The Associated Press reported the detail in a story Tuesday looking back at a particularly tumultuous two weeks of President Trump’s tenure over the summer that was punctuated by a senior staff shakeup at the White House.
“The Mooch” had an exceptionally short tenure as communications director in the Trump White House, lasting only 10 days after a profanity-laced July 26 phone interview with then-New Yorker political correspondent Ryan Lizza helped prompt his ouster.
Scaramucci had unloaded on then-White House chief of staff Reince Priebus during his phone call with Lizza, accusing the former Republican National Committee head of leaking details of a private dinner with Trump.

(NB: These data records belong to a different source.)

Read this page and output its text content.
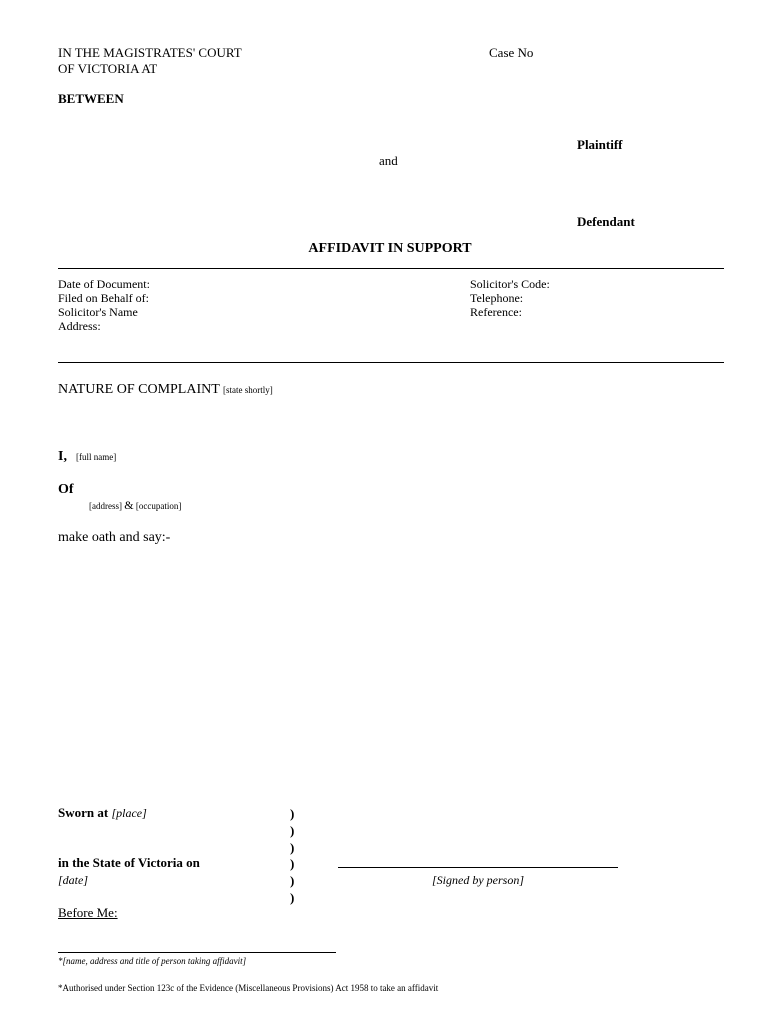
IN THE MAGISTRATES' COURT
OF VICTORIA AT
Case No
BETWEEN
Plaintiff
and
Defendant
AFFIDAVIT IN SUPPORT
Date of Document:
Filed on Behalf of:
Solicitor's Name
Address:
Solicitor's Code:
Telephone:
Reference:
NATURE OF COMPLAINT [state shortly]
I, [full name]
Of
[address] & [occupation]
make oath and say:-
Sworn at [place]
in the State of Victoria on
[date]
Before Me:
)
)
)
)
)
)
[Signed by person]
*[name, address and title of person taking affidavit]
*Authorised under Section 123c of the Evidence (Miscellaneous Provisions) Act 1958 to take an affidavit
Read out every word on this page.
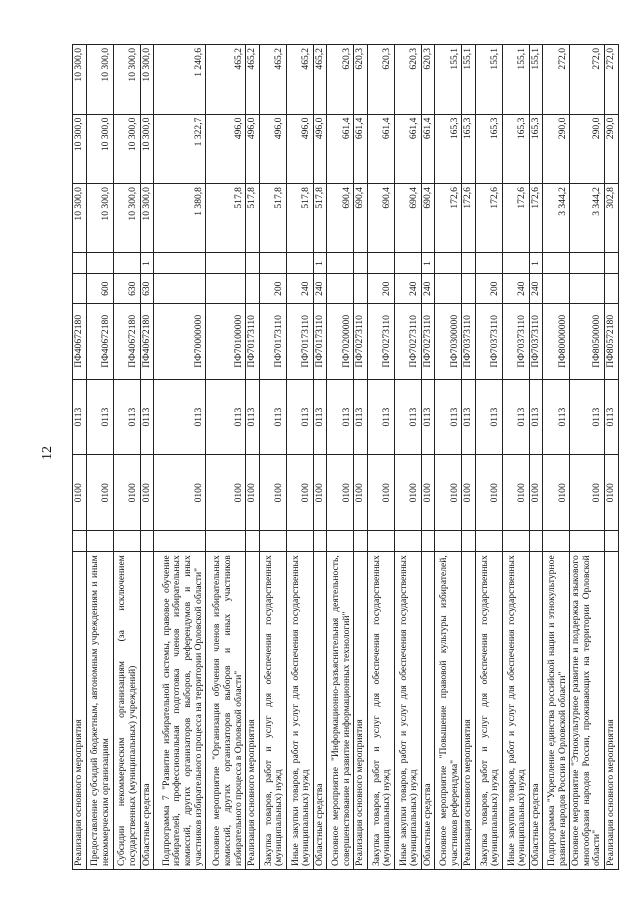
12
Реализация основного мероприятия		0100	0113	ПФ40672180			10 300,0	10 300,0	10 300,0
Предоставление субсидий бюджетным, автономным учреждениям и иным некоммерческим организациям		0100	0113	ПФ40672180	600		10 300,0	10 300,0	10 300,0
Субсидии некоммерческим организациям (за исключением государственных (муниципальных) учреждений)		0100	0113	ПФ40672180	630		10 300,0	10 300,0	10 300,0
Областные средства		0100	0113	ПФ40672180	630	1	10 300,0	10 300,0	10 300,0
Подпрограмма 7 "Развитие избирательной системы, правовое обучение избирателей, профессиональная подготовка членов избирательных комиссий, других организаторов выборов, референдумов и иных участников избирательного процесса на территории Орловской области"		0100	0113	ПФ70000000			1 380,8	1 322,7	1 240,6
Основное мероприятие "Организация обучения членов избирательных комиссий, других организаторов выборов и иных участников избирательного процесса в Орловской области"		0100	0113	ПФ70100000			517,8	496,0	465,2
Реализация основного мероприятия		0100	0113	ПФ70173110			517,8	496,0	465,2
Закупка товаров, работ и услуг для обеспечения государственных (муниципальных) нужд		0100	0113	ПФ70173110	200		517,8	496,0	465,2
Иные закупки товаров, работ и услуг для обеспечения государственных (муниципальных) нужд		0100	0113	ПФ70173110	240		517,8	496,0	465,2
Областные средства		0100	0113	ПФ70173110	240	1	517,8	496,0	465,2
Основное мероприятие "Информационно-разъяснительная деятельность, совершенствование и развитие информационных технологий"		0100	0113	ПФ70200000			690,4	661,4	620,3
Реализация основного мероприятия		0100	0113	ПФ70273110			690,4	661,4	620,3
Закупка товаров, работ и услуг для обеспечения государственных (муниципальных) нужд		0100	0113	ПФ70273110	200		690,4	661,4	620,3
Иные закупки товаров, работ и услуг для обеспечения государственных (муниципальных) нужд		0100	0113	ПФ70273110	240		690,4	661,4	620,3
Областные средства		0100	0113	ПФ70273110	240	1	690,4	661,4	620,3
Основное мероприятие "Повышение правовой культуры избирателей, участников референдума"		0100	0113	ПФ70300000			172,6	165,3	155,1
Реализация основного мероприятия		0100	0113	ПФ70373110			172,6	165,3	155,1
Закупка товаров, работ и услуг для обеспечения государственных (муниципальных) нужд		0100	0113	ПФ70373110	200		172,6	165,3	155,1
Иные закупки товаров, работ и услуг для обеспечения государственных (муниципальных) нужд		0100	0113	ПФ70373110	240		172,6	165,3	155,1
Областные средства		0100	0113	ПФ70373110	240	1	172,6	165,3	155,1
Подпрограмма "Укрепление единства российской нации и этнокультурное развитие народов России в Орловской области"		0100	0113	ПФ80000000			3 344,2	290,0	272,0
Основное мероприятие "Этнокультурное развитие и поддержка языкового многообразия народов России, проживающих на территории Орловской области"		0100	0113	ПФ80500000			3 344,2	290,0	272,0
Реализация основного мероприятия		0100	0113	ПФ80572180			302,8	290,0	272,0
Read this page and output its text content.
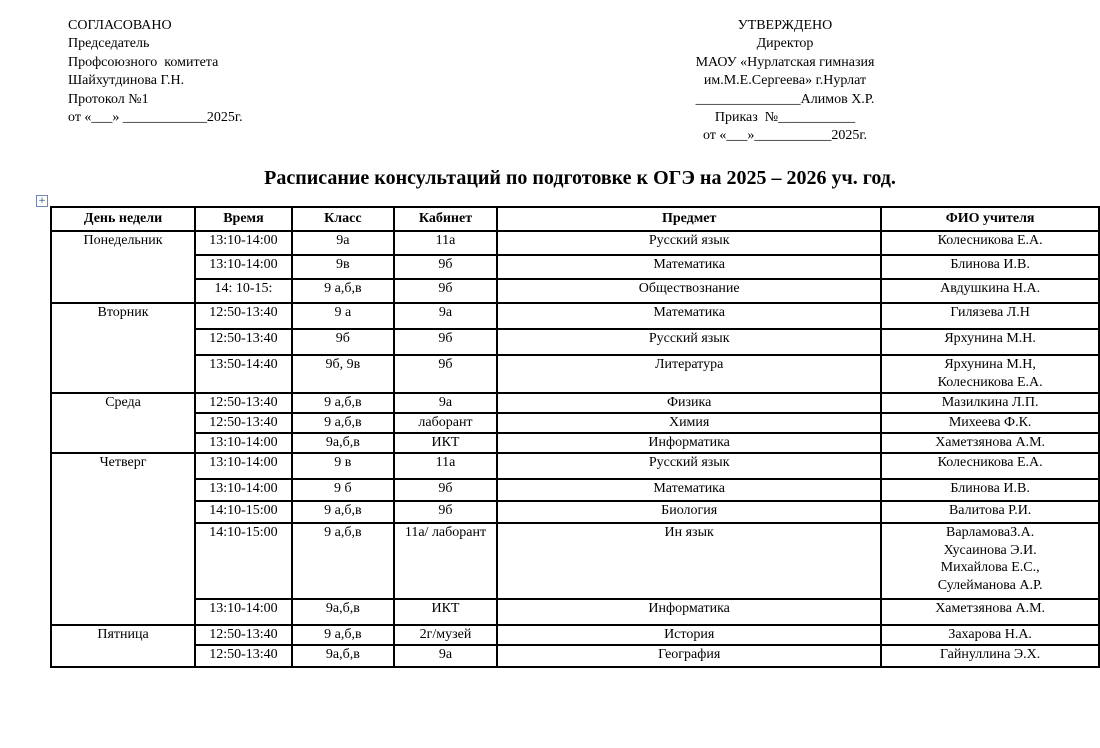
СОГЛАСОВАНО
Председатель
Профсоюзного  комитета
Шайхутдинова Г.Н.
Протокол №1
от «___» ____________2025г.
УТВЕРЖДЕНО
Директор
МАОУ «Нурлатская гимназия
им.М.Е.Сергеева» г.Нурлат
_______________Алимов Х.Р.
Приказ  №___________
от «___»___________2025г.
Расписание консультаций по подготовке к ОГЭ на 2025 – 2026 уч. год.
+
День недели	Время	Класс	Кабинет	Предмет	ФИО учителя
Понедельник	13:10-14:00	9а	11а	Русский язык	Колесникова Е.А.

	13:10-14:00	9в	9б	Математика	Блинова И.В.

	14: 10-15:	9 а,б,в	9б	Обществознание	Авдушкина Н.А.

Вторник	12:50-13:40	9 а	9а	Математика	Гилязева Л.Н

	12:50-13:40	9б	9б	Русский язык	Ярхунина М.Н.

	13:50-14:40	9б, 9в	9б	Литература	Ярхунина М.Н,
Колесникова Е.А.

Среда	12:50-13:40	9 а,б,в	9а	Физика	Мазилкина Л.П.

	12:50-13:40	9 а,б,в	лаборант	Химия	Михеева Ф.К.

	13:10-14:00	9а,б,в	ИКТ	Информатика	Хаметзянова А.М.

Четверг	13:10-14:00	9 в	11а	Русский язык	Колесникова Е.А.

	13:10-14:00	9 б	9б	Математика	Блинова И.В.

	14:10-15:00	9 а,б,в	9б	Биология	Валитова Р.И.

	14:10-15:00	9 а,б,в	11а/ лаборант	Ин язык	ВарламоваЗ.А.
Хусаинова Э.И.
Михайлова Е.С.,
Сулейманова А.Р.

	13:10-14:00	9а,б,в	ИКТ	Информатика	Хаметзянова А.М.

Пятница	12:50-13:40	9 а,б,в	2г/музей	История	Захарова Н.А.

	12:50-13:40	9а,б,в	9а	География	Гайнуллина Э.Х.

“Reince is a f—ing paranoid schizophrenic, a paranoiac,” Scaramucci told Lizza on the call in an interview he later said he thought was off the record.
“I’m not Steve Bannon, I’m not trying to suck my own c—,” Scaramucci, 53, said in another part of the interview, referring to Trump’s then-White House chief strategist.
“I’m not trying to build my own brand off the f—ing strength of the president. I’m here to serve the country.”
The White House press secretary at the time, Sean Spicer, announced his intention to resign after Trump hired Scaramucci. Priebus also left, while Scaramucci was ousted days later when Trump tapped retired Gen. John Kelly to be his new chief of staff.
The AP’s story on Tuesday, titled “13 Days in July: The Trump White House’s crucible,” says that Scaramucci’s interview with Lizza was only part of the reason for the Wall Street financier’s dismissal from the White House.
“Trump was unwilling to share the spotlight with an aide, and came to believe Scaramucci had forgotten his place,” the AP story reads.
The AP noted that “several advisers” said that internal bickering was considerably reduced and order restored once Kelly, a retired four-star general and Trump’s Homeland Security secretary, replaced Priebus as chief of staff on July 28.
“Once myself, Reince and Steve were out of the picture, I think that moved the target off — it got people back to focus,” Spicer told the AP.